Children of the Snow Land tells the story of children born in High Himalayas of Nepal. At just 4 years old, they’re sent away by their parents to school in the city, in the hope that education will give them a better life. For twelve years they don’t see or speak to their parents. Now, aged 16, they trek home: a lengthy journey across mountains to an ancient place, where traditional parents are waiting to see children brought up in a modern world. Then the earthquake strikes. Children of the Snow Land documents their scary, funny, moving and humbling stories.

Zara Balfour and Marcus Stephenson’s filmmaking journey was exactly that – an actual journey. Over five years they gained the trust of local communities and children, trained them in filmmaking and filmed their lives and stories. With DOP Mark Hakansson, Zara walked 300 miles through the Himalayas to document the children on their journeys. With just two people on the crew, trekking to some of the most remote places on the planet, Zara and Mark had to innovate ways of filming and take great risks on the journey across treacherous mountain paths. The film has achieved over 60 cinema screenings and coverage across UK media – an incredible feat considering that it was made entirely independently, with no support from the industry and on a tiny budget.

 

Here for life

Andrea Luka Zimmerman / Adrian Jackson / James Lingwood / Michael Morris / Cressida Day

Ten Londoners and a dog. An uncommon story on common ground. All have lives shaped by loss and love, trauma and bravery, struggle and resistance. They grapple with a system that is stacked against them. They dance together, steal together, eat together; agree and disagree, celebrate their differences and share their talents. They cycle, they play, they ride a horse. The lines between one person’s story and another’s performance are blurred and the borders between reality and fiction are porous. Eventually they come together on a makeshift stage in a place between two train tracks. They spark a debate about the world we live in, who has stolen what from whom, and how things might be fixed.

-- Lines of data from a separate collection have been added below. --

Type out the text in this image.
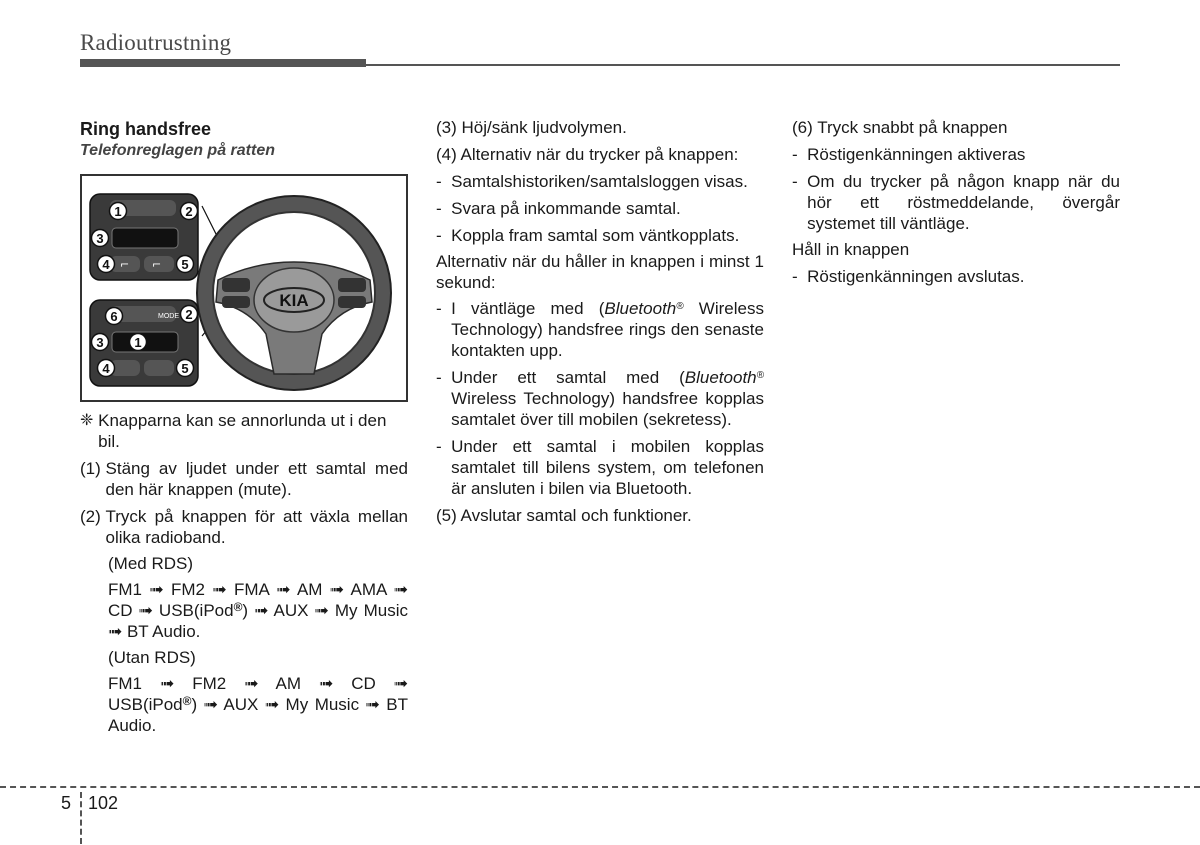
Radioutrustning

Ring handsfree

Telefonreglagen på ratten

KIA
⌐ ⌐
MODE
1	2
3
4	5
6	2
3 1
4	5
❈
Knapparna kan se annorlunda ut i den bil.
(1)
Stäng av ljudet under ett samtal med den här knappen (mute).
(2)
Tryck på knappen för att växla mellan olika radioband.

(Med RDS)

FM1 ➟ FM2 ➟ FMA ➟ AM ➟ AMA ➟ CD ➟ USB(iPod®) ➟ AUX ➟ My Music ➟ BT Audio.

(Utan RDS)

FM1 ➟ FM2 ➟ AM ➟ CD ➟ USB(iPod®) ➟ AUX ➟ My Music ➟ BT Audio.

(3) Höj/sänk ljudvolymen.

(4) Alternativ när du trycker på knappen:

-
Samtalshistoriken/samtalsloggen visas.
-
Svara på inkommande samtal.
-
Koppla fram samtal som väntkopplats.

Alternativ när du håller in knappen i minst 1 sekund:

-
I väntläge med (Bluetooth® Wireless Technology) handsfree rings den senaste kontakten upp.
-
Under ett samtal med (Bluetooth® Wireless Technology) handsfree kopplas samtalet över till mobilen (sekretess).
-
Under ett samtal i mobilen kopplas samtalet till bilens system, om telefonen är ansluten i bilen via Bluetooth.

(5) Avslutar samtal och funktioner.

(6) Tryck snabbt på knappen

-
Röstigenkänningen aktiveras
-
Om du trycker på någon knapp när du hör ett röstmeddelande, övergår systemet till väntläge.

Håll in knappen

-
Röstigenkänningen avslutas.
5 102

Here for Life, commissioned and produced by Artangel, depicts a hidden reality of London today; it is a collaboration between filmmaker Andrea Luka Zimmerman, theatre-maker Adrian Jackson and a troupe of displaced performers presenting a powerful and unusual portrait of urban life. This is ambitious filmmaking that takes risks in form and content.

 

Muscle

Gerard Johnson / Matt Wilkinson / Ed Barratt

From acclaimed writer-director Gerard Johnson comes a psychological thriller that’s dripping in sweat, tears, and testosterone. MUSCLE is the story of Simon, an unhappy, unambitious office worker whose life is gradually taken over by Terry, his new, very hands-on personal trainer who reveals himself to be more committed — and more dangerous — than Simon could have imagined.

Muscle was an unusually demanding micro-budget feature to shoot with a lot of considerations from the outset. The film was shot in black & white, in Newcastle, with many of the cast being non-professional actors. A lot of work went into making the film as authentic and as local as possible, from the gym to the out-of-control parties. The film was shot in two blocks, giving lead actor Cavan Clerkin a gruelling 12-week period in between to alter his physical appearance according to the demands of the script.

 

The Street

Zed Nelson

Focusing on one street and its inhabitants over a three-year period, the film charts the toxic collision of gentrification, austerity and the nation’s slide into Brexit. 

The Street was a passion project for director, writer and producer Zed Nelson. Over four years (two of which he worked entirely alone), Zed gained the confidence of the residents and business owners of the street, personally meeting and interviewing 122 people (55 of whom appear in the finished film). As the film began to take shape, Zed won funding from the Museum of London, Arts Council England and the Alcea Foundation, and also managed to obtain the help of Academy Award-winning composer Rachel Portman to score the film. The Street is a testament to authentic, independent storytelling and premiered at the London Film Festival in October 2019.